Certo. Recomeço. Sou intrépida. Está tudo igual. Não lhe telefono agora, porque não é necessário ou porque a hora é imprópria. Está a ver o Preço Certo em Euros, e depois o telejornal e de seguida a novela. Só se aproveitar um intervalo. E ao pensar na sequência de programas, vejo-a mentalmente sentada no sofá do seu quarto, frente à tv, onde agora estão a minha secretária e as estantes com livros, e choro as lágrimas mais grossas que Deus inventou para que olhos se rasgassem de chorá-las.

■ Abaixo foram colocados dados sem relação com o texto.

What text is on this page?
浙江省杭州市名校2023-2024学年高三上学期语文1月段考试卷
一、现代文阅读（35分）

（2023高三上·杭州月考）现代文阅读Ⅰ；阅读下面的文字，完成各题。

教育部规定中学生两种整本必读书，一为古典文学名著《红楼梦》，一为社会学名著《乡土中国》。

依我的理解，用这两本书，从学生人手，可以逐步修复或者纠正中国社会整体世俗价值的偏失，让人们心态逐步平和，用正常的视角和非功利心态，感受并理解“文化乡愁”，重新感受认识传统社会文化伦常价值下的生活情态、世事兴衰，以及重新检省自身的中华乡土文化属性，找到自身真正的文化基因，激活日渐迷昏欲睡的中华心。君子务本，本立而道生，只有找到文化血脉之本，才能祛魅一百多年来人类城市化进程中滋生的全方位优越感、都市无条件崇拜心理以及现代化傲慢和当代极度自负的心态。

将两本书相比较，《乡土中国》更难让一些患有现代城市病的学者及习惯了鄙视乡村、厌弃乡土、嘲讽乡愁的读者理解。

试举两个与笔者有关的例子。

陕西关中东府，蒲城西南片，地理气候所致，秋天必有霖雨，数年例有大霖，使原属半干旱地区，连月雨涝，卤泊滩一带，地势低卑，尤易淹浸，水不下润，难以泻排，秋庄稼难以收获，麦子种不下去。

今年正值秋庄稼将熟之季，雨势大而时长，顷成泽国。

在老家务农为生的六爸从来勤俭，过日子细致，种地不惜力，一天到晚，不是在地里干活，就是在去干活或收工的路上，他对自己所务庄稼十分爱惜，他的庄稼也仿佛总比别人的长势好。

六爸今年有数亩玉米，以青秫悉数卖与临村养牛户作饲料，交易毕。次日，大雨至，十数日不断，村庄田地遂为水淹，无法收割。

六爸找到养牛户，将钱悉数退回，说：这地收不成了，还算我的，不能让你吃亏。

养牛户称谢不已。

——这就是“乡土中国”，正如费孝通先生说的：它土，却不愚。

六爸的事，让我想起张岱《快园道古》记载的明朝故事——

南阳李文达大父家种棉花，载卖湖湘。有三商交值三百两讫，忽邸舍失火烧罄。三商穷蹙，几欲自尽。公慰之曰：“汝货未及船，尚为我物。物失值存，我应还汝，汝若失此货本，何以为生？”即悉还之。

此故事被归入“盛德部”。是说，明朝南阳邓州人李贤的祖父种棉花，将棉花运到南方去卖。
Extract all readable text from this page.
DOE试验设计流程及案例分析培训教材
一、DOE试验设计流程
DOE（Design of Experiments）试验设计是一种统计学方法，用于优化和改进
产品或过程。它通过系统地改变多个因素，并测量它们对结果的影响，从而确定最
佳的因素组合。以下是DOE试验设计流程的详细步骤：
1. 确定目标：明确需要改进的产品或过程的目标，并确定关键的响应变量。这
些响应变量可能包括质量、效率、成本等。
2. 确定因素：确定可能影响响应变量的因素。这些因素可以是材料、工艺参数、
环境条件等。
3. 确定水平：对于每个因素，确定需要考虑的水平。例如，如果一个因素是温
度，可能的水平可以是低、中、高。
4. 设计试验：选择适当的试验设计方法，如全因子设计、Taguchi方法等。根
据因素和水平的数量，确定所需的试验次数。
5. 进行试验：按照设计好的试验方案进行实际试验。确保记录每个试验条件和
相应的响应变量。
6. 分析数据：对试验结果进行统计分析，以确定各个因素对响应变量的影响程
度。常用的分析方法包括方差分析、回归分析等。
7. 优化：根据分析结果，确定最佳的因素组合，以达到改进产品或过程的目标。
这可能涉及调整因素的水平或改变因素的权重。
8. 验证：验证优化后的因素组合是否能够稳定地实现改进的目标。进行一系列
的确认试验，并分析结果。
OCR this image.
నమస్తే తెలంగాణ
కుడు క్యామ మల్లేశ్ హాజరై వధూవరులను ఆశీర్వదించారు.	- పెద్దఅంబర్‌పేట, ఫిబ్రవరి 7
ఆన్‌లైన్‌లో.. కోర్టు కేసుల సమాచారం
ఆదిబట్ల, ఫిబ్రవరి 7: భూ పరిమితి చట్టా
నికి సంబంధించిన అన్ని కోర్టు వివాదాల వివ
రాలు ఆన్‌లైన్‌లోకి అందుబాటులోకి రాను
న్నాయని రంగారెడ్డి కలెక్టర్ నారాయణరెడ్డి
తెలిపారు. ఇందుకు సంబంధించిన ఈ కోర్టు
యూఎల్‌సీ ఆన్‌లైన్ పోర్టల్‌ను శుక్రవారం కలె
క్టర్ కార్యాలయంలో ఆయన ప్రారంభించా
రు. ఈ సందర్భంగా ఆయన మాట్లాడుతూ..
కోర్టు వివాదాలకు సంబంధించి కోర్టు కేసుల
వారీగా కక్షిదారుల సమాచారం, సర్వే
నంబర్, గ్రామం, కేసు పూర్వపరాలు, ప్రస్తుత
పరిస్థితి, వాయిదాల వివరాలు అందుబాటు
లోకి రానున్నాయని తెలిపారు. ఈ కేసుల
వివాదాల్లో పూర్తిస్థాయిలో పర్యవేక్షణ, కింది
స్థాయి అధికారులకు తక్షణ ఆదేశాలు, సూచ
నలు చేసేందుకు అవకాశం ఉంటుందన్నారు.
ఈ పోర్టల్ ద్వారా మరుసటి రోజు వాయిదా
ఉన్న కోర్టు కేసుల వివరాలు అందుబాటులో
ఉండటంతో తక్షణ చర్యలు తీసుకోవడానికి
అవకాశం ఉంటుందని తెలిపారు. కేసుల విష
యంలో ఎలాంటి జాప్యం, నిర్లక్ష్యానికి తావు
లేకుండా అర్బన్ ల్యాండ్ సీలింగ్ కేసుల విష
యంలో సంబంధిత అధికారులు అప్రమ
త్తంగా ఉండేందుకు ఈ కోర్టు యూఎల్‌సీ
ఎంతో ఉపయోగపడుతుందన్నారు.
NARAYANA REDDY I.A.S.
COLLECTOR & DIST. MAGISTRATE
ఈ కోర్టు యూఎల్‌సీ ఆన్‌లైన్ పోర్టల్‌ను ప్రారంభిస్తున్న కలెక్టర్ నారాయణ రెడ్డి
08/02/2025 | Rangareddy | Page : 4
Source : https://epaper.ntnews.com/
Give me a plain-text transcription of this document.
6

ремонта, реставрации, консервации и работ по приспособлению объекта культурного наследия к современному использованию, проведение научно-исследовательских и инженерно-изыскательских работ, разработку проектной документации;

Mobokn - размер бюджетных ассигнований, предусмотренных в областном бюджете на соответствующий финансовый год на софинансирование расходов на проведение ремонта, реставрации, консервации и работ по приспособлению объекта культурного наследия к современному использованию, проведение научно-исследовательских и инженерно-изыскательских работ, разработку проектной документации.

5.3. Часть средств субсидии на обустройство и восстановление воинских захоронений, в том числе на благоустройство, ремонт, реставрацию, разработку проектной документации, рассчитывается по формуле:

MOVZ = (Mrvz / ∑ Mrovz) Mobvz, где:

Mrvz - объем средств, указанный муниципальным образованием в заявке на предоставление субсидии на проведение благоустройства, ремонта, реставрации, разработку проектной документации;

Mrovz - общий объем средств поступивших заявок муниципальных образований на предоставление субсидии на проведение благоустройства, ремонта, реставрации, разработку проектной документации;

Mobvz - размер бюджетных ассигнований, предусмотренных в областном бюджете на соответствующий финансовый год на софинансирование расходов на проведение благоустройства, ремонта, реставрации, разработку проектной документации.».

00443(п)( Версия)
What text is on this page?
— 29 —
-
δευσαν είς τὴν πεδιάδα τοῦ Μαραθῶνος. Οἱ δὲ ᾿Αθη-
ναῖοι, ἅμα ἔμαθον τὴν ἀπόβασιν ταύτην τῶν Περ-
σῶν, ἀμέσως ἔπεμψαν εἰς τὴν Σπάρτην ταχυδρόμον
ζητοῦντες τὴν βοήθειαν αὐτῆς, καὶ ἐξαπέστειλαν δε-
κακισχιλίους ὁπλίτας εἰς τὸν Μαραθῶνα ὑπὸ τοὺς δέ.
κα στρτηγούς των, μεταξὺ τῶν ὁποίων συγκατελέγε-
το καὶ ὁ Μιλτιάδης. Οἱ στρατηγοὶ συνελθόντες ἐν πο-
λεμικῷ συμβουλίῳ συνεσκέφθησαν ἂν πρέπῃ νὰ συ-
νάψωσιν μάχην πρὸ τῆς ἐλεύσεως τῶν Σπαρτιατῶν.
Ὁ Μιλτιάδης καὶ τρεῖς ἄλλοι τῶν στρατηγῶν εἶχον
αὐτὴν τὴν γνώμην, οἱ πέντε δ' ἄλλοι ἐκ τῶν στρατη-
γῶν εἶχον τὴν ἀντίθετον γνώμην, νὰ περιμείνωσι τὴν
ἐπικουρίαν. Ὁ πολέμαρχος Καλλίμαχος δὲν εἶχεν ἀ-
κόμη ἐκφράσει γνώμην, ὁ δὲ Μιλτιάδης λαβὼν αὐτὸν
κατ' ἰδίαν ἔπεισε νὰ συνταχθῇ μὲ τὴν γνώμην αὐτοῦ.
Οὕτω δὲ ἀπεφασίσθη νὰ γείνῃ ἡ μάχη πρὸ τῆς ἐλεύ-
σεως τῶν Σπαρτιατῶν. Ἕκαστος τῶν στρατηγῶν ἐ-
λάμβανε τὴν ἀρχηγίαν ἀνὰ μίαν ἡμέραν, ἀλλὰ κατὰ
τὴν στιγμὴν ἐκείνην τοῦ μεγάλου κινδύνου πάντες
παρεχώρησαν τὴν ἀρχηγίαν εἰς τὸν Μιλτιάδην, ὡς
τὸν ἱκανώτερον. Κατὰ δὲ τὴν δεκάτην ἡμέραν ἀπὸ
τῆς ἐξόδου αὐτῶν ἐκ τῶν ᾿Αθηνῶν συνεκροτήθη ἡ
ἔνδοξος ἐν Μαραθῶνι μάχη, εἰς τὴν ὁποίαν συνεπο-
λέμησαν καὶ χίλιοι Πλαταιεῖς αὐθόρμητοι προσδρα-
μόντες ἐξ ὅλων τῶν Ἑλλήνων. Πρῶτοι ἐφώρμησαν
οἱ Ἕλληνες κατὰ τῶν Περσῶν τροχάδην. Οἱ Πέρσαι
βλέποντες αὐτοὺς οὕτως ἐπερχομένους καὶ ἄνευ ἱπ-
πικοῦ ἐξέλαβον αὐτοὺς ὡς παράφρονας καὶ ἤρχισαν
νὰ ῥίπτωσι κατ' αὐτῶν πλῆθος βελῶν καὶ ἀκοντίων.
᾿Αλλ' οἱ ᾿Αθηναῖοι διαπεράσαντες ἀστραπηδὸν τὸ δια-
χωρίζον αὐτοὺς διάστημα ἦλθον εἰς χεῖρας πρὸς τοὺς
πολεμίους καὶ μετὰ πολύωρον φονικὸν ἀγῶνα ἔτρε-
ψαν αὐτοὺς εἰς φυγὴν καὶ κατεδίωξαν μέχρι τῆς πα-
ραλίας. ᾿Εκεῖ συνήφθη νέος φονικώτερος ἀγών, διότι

Certo. Recomeço. Uma coisa é certa: com ou sem mãe, tenho de continuar a trilhar o caminho, diz a minha terapeuta. Digo eu. Tenho de ser normal  como uma pessoa que não pensa na falta dos papás, a sua terra-buraco; para quem a sua ausência não é uma ferida. Ser como aqueles que cresceram à pancada aos irmãos, esse horror de preparação para a vida, e aprenderam estratégias de desenvencilhanço que não lembram a uma pessoa bem formada. E dão e levam porrada com uma facilidade, e sem lágrimas, que assustam. Ou os que nunca conheceram os pais. Os que não viveram a doçura dura desse amor intemporal, incondicional, infinito. A doçura-prisão. Tenho de avançar no meu caminho singular, ao lado de outros, com as minhas feridas abertas ao sol, na esperança de que sequem. Não serei como os outros, isso eu sei, mas procurarei nesgas de céu entre os prédios ou as árvores.
Penso tudo isto. Paro de chorar. Limpo o rosto com a ponta da saia de algodão ou a manga da camisola ou a pele nua. Olho em frente, respiro fundo - os olhos como melões. Respiro fundo de novo, componho-me, apanho a roupagem de gente adulta que não desiste e triunfa. Não sei se é possível, mas, à cautela, faço-o, porque sabemos lá no que cada gesto vai dar? Visto-a como a um disfarce de carnaval, enfiando-a pelas pernas e puxando o zip no peito. Depois encaixo a cabeça de gente normal. A cabeça é a parte mais difícil de usar.

O choro lavou-me? O sal arrebita e desinfeta. Sinto-o na língua enquanto lambo os restos de lágrimas ao canto da boca, e sei que estou muito viva. É a única certeza que tenho.